In 1973 he took a permanent position as a history teacher at John Abbott College in Sainte-Anne-de-Bellevue, which continued for over thirty years, also serving at as vice-president of the faculty association, member of the academic council, and executive member of the board of governors. He also taught university courses, part-time, in European history for Concordia University, in the history of science at Concordia Liberal Arts College and for McGill History Department.
From 1980, he began doing consulting work for Brendan Wood International, a financial research firm. In 1982 he became a freelance op-ed columnist and book reviewer, first for Montreal community newspapers, then for the Montreal Daily News, the Ottawa Citizen and the Montreal Gazette. He also published a number of articles in the U. S. as well as Canada, and scholarly studies in three historical essay collections, Rutherford and Physics at the Turn of the Century (1979), Otto Hahn and the Birth of Nuclear Physics (1980) and Leadership and Responsibility (2005).

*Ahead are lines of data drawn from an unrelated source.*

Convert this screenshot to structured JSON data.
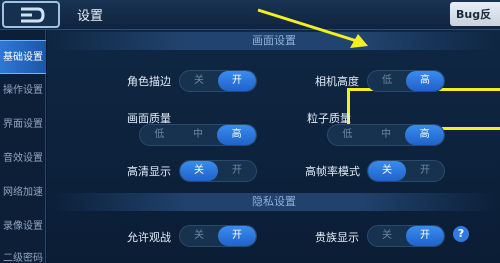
{
  "header": {
    "title": "设置",
    "bug_label": "Bug反"
  },
  "sidebar": {
    "items": [
      {
        "label": "基础设置",
        "active": true
      },
      {
        "label": "操作设置"
      },
      {
        "label": "界面设置"
      },
      {
        "label": "音效设置"
      },
      {
        "label": "网络加速"
      },
      {
        "label": "录像设置"
      },
      {
        "label": "二级密码"
      }
    ]
  },
  "sections": {
    "graphics": "画面设置",
    "privacy": "隐私设置"
  },
  "settings": {
    "role_outline": {
      "label": "角色描边",
      "options": [
        "关",
        "开"
      ],
      "selected": "开"
    },
    "camera_height": {
      "label": "相机高度",
      "options": [
        "低",
        "高"
      ],
      "selected": "高"
    },
    "picture_quality": {
      "label": "画面质量",
      "options": [
        "低",
        "中",
        "高"
      ],
      "selected": "高"
    },
    "particle_quality": {
      "label": "粒子质量",
      "options": [
        "低",
        "中",
        "高"
      ],
      "selected": "高"
    },
    "hd_display": {
      "label": "高清显示",
      "options": [
        "关",
        "开"
      ],
      "selected": "关"
    },
    "high_fps": {
      "label": "高帧率模式",
      "options": [
        "关",
        "开"
      ],
      "selected": "关"
    },
    "allow_spectate": {
      "label": "允许观战",
      "options": [
        "关",
        "开"
      ],
      "selected": "开"
    },
    "noble_display": {
      "label": "贵族显示",
      "options": [
        "关",
        "开"
      ],
      "selected": "开"
    }
  },
  "help_label": "?",
  "colors": {
    "accent": "#2f78d6",
    "highlight": "#f4f020"
  }
}
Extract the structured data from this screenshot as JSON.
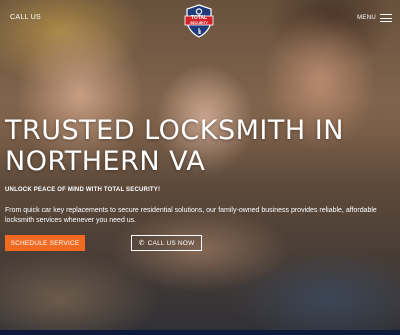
{
  "header": {
    "call_us_label": "CALL US",
    "logo_text_line1": "TOTAL",
    "logo_text_line2": "SECURITY",
    "menu_label": "MENU"
  },
  "hero": {
    "headline_line1": "TRUSTED LOCKSMITH IN",
    "headline_line2": "NORTHERN VA",
    "subheadline": "UNLOCK PEACE OF MIND WITH TOTAL SECURITY!",
    "body": "From quick car key replacements to secure residential solutions, our family-owned business provides reliable, affordable locksmith services whenever you need us.",
    "schedule_button": "SCHEDULE SERVICE",
    "call_button": "CALL US NOW"
  },
  "icons": {
    "menu": "hamburger-icon",
    "call": "phone-icon",
    "logo": "shield-key-logo"
  },
  "colors": {
    "accent": "#f26a21",
    "logo_blue": "#1e3a7a",
    "logo_red": "#d2232a",
    "footer_bar": "#0f1a3a"
  }
}
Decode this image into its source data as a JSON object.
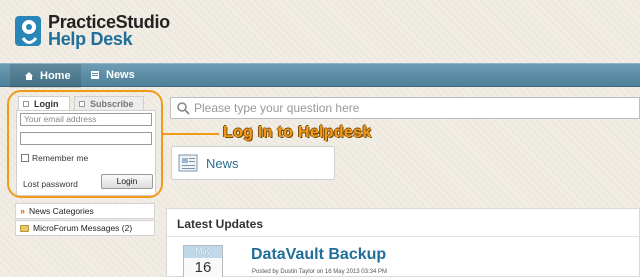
{
  "header": {
    "logo_line1": "PracticeStudio",
    "logo_line2": "Help Desk"
  },
  "nav": {
    "items": [
      {
        "label": "Home",
        "icon": "home-icon",
        "active": true
      },
      {
        "label": "News",
        "icon": "news-icon",
        "active": false
      }
    ]
  },
  "login": {
    "tabs": [
      {
        "label": "Login",
        "active": true
      },
      {
        "label": "Subscribe",
        "active": false
      }
    ],
    "email_placeholder": "Your email address",
    "password_value": "",
    "remember_label": "Remember me",
    "lost_password_label": "Lost password",
    "login_button_label": "Login"
  },
  "left_list": {
    "items": [
      {
        "label": "News Categories",
        "icon": "chevron-right-icon"
      },
      {
        "label": "MicroForum Messages (2)",
        "icon": "folder-icon"
      }
    ]
  },
  "search": {
    "placeholder": "Please type your question here"
  },
  "annotation": {
    "text": "Log In to Helpdesk",
    "color": "#f29b1b"
  },
  "news_box": {
    "label": "News"
  },
  "latest": {
    "title": "Latest Updates",
    "post": {
      "month": "May",
      "day": "16",
      "title": "DataVault Backup",
      "meta": "Posted by Dustin Taylor on 16 May 2013 03:34 PM"
    }
  },
  "colors": {
    "nav_bar": "#5f8fa8",
    "link_blue": "#1f6f9a",
    "accent_orange": "#f29b1b"
  }
}
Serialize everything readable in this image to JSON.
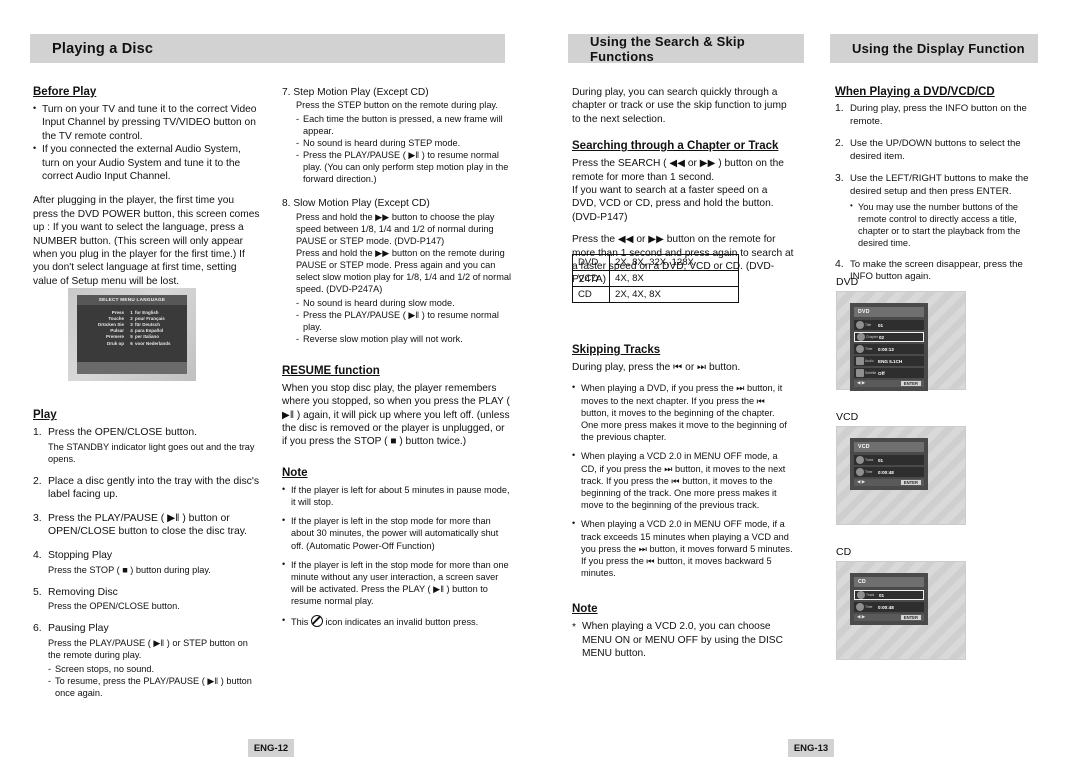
{
  "document": {
    "type": "dvd-player-user-manual-spread"
  },
  "sections": {
    "left_title": "Playing a Disc",
    "mid_title": "Using the Search & Skip Functions",
    "right_title": "Using the Display Function"
  },
  "col1": {
    "before_play_head": "Before Play",
    "before_play_bullets": [
      "Turn on your TV and tune it to the correct Video Input Channel by pressing TV/VIDEO button on the TV remote control.",
      "If you connected the external Audio System, turn on your Audio System and tune it to the correct Audio Input Channel."
    ],
    "first_time_paragraph": "After plugging in the player, the first time you press the DVD POWER button, this screen comes up : If you want to select the language, press a NUMBER button. (This screen will only appear when you plug in the player for the first time.) If you don't select language at first time, setting value of Setup menu will be lost.",
    "tv_screen": {
      "title": "SELECT MENU LANGUAGE",
      "rows": [
        {
          "verb": "Press",
          "number": "1",
          "language": "for English"
        },
        {
          "verb": "Touche",
          "number": "2",
          "language": "pour Français"
        },
        {
          "verb": "Drücken Sie",
          "number": "3",
          "language": "für Deutsch"
        },
        {
          "verb": "Pulsar",
          "number": "4",
          "language": "para Español"
        },
        {
          "verb": "Premere",
          "number": "5",
          "language": "per Italiano"
        },
        {
          "verb": "Druk op",
          "number": "6",
          "language": "voor Nederlands"
        }
      ]
    },
    "play_head": "Play",
    "play_steps": [
      {
        "main": "Press the OPEN/CLOSE button.",
        "sub": "The STANDBY indicator light goes out and the tray opens."
      },
      {
        "main": "Place a disc gently into the tray with the disc's label facing up.",
        "sub": ""
      },
      {
        "main": "Press the PLAY/PAUSE ( ▶‖ ) button or OPEN/CLOSE button to close the disc tray.",
        "sub": ""
      },
      {
        "main": "Stopping Play",
        "sub": "Press the STOP ( ■ ) button during play."
      },
      {
        "main": "Removing Disc",
        "sub": "Press the OPEN/CLOSE button."
      },
      {
        "main": "Pausing Play",
        "sub": "Press the PLAY/PAUSE ( ▶‖ ) or STEP button on the remote during play."
      }
    ],
    "pausing_dashes": [
      "Screen stops, no sound.",
      "To resume, press the PLAY/PAUSE ( ▶‖ ) button once again."
    ]
  },
  "col2": {
    "step7_title": "7. Step Motion Play (Except CD)",
    "step7_lead": "Press the STEP button on the remote during play.",
    "step7_dashes": [
      "Each time the button is pressed, a new frame will appear.",
      "No sound is heard during STEP mode.",
      "Press the PLAY/PAUSE ( ▶‖ ) to resume normal play. (You can only perform step motion play in the forward direction.)"
    ],
    "step8_title": "8. Slow Motion Play (Except CD)",
    "step8_p1": "Press and hold the ▶▶ button to choose the play speed between 1/8, 1/4 and 1/2 of normal during PAUSE or STEP mode. (DVD-P147)",
    "step8_p2": "Press and hold the ▶▶ button on the remote during PAUSE or STEP mode. Press again and you can select slow motion play for 1/8, 1/4 and 1/2 of normal speed. (DVD-P247A)",
    "step8_dashes": [
      "No sound is heard during slow mode.",
      "Press the PLAY/PAUSE ( ▶‖ ) to resume normal play.",
      "Reverse slow motion play will not work."
    ],
    "resume_head": "RESUME function",
    "resume_body": "When you stop disc play, the player remembers where you stopped, so when you press the PLAY ( ▶‖ ) again, it will pick up where you left off. (unless the disc is removed or the player is unplugged, or if you press the STOP ( ■ ) button twice.)",
    "note_head": "Note",
    "note_bullets": [
      "If the player is left for about 5 minutes in pause mode, it will stop.",
      "If the player is left in the stop mode for more than about 30 minutes, the power will automatically shut off. (Automatic Power-Off Function)",
      "If the player is left in the stop mode for more than one minute without any user interaction, a screen saver will be activated. Press the PLAY ( ▶‖ ) button to resume normal play."
    ],
    "invalid_note_prefix": "This",
    "invalid_note_suffix": "icon indicates an invalid button press."
  },
  "col3": {
    "intro": "During play, you can search quickly through a chapter or track or use the skip function to jump to the next selection.",
    "search_head": "Searching through a Chapter or Track",
    "search_p1": "Press the SEARCH ( ◀◀ or ▶▶ ) button on the remote for more than 1 second.",
    "search_p2": "If you want to search at a faster speed on a DVD, VCD or CD, press and hold the button. (DVD-P147)",
    "search_p3": "Press the ◀◀ or ▶▶ button on the remote for more than 1 second and press again to search at a faster speed on a DVD, VCD or CD. (DVD-P247A)",
    "speed_table": {
      "rows": [
        {
          "disc": "DVD",
          "speeds": "2X, 8X, 32X, 128X"
        },
        {
          "disc": "VCD",
          "speeds": "4X, 8X"
        },
        {
          "disc": "CD",
          "speeds": "2X, 4X, 8X"
        }
      ]
    },
    "skip_head": "Skipping Tracks",
    "skip_lead": "During play, press the ⏮ or ⏭ button.",
    "skip_bullets": [
      "When playing a DVD, if you press the ⏭ button, it moves to the next chapter. If you press the ⏮ button, it moves to the beginning of the chapter. One more press makes it move to the beginning of the previous chapter.",
      "When playing a VCD 2.0 in MENU OFF mode, a CD, if you press the ⏭ button, it moves to the next track. If you press the ⏮ button, it moves to the beginning of the track. One more press makes it move to the beginning of the previous track.",
      "When playing a VCD 2.0 in MENU OFF mode, if a track exceeds 15 minutes when playing a VCD and you press the ⏭ button, it moves forward 5 minutes. If you press the ⏮ button, it moves backward 5 minutes."
    ],
    "note_head": "Note",
    "note_star": "When playing a VCD 2.0, you can choose MENU ON or MENU OFF by using the DISC MENU button."
  },
  "col4": {
    "head": "When Playing a DVD/VCD/CD",
    "steps": [
      "During play, press the INFO button on the remote.",
      "Use the UP/DOWN buttons to select the desired item.",
      "Use the LEFT/RIGHT buttons to make the desired setup and then press ENTER.",
      "To make the screen disappear, press the INFO button again."
    ],
    "step3_sub": "You may use the number buttons of the remote control to directly access a title, chapter or to start the playback from the desired time.",
    "osd": [
      {
        "label": "DVD",
        "header": "DVD",
        "rows": [
          {
            "icon": "title-icon",
            "name": "Title",
            "value": "01",
            "selected": false
          },
          {
            "icon": "chapter-icon",
            "name": "Chapter",
            "value": "02",
            "selected": true
          },
          {
            "icon": "time-icon",
            "name": "Time",
            "value": "0:00:13",
            "selected": false
          },
          {
            "icon": "audio-icon",
            "name": "Audio",
            "value": "ENG 5.1CH",
            "selected": false
          },
          {
            "icon": "subtitle-icon",
            "name": "Subtitle",
            "value": "Off",
            "selected": false
          }
        ],
        "foot_arrows": "◀ ▶",
        "foot_enter": "ENTER"
      },
      {
        "label": "VCD",
        "header": "VCD",
        "rows": [
          {
            "icon": "track-icon",
            "name": "Track",
            "value": "01",
            "selected": false
          },
          {
            "icon": "time-icon",
            "name": "Time",
            "value": "0:00:48",
            "selected": false
          }
        ],
        "foot_arrows": "◀ ▶",
        "foot_enter": "ENTER"
      },
      {
        "label": "CD",
        "header": "CD",
        "rows": [
          {
            "icon": "track-icon",
            "name": "Track",
            "value": "01",
            "selected": true
          },
          {
            "icon": "time-icon",
            "name": "Time",
            "value": "0:00:48",
            "selected": false
          }
        ],
        "foot_arrows": "◀ ▶",
        "foot_enter": "ENTER"
      }
    ]
  },
  "footer": {
    "left_page": "ENG-12",
    "right_page": "ENG-13"
  }
}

Cameron was married from 1970 to 1989 to Ruth Woodward. He has a stepson and stepdaughter.
In the 1989 provincial election, he ran as an Equality Party candidate in the Montreal riding of Jacques-Cartier and defeated Quebec Liberal Party incumbent Joan Dougherty. In the legislature, he served on the Education Committee, the Committee on the Future of Hydro-Electric Power, as an alternate voting member of the Belanger-Campeau Commission, and as a voting member of the Expert Committee on the Political Implications of Sovereignty. He prepared a minority report on the latter, Imagining Sovereignty/Souverainté d'Esprit, which was circulated to the major Canadian universities.
In 1993, he introduced Bill 199, a private member's bill which would have made English and French fully co-official languages in the province.
He continued to teach one course per year at John Abbott College throughout his term as an MNA.
Cameron was defeated by Liberal candidate Geoffrey Kelley in the 1994 provincial election.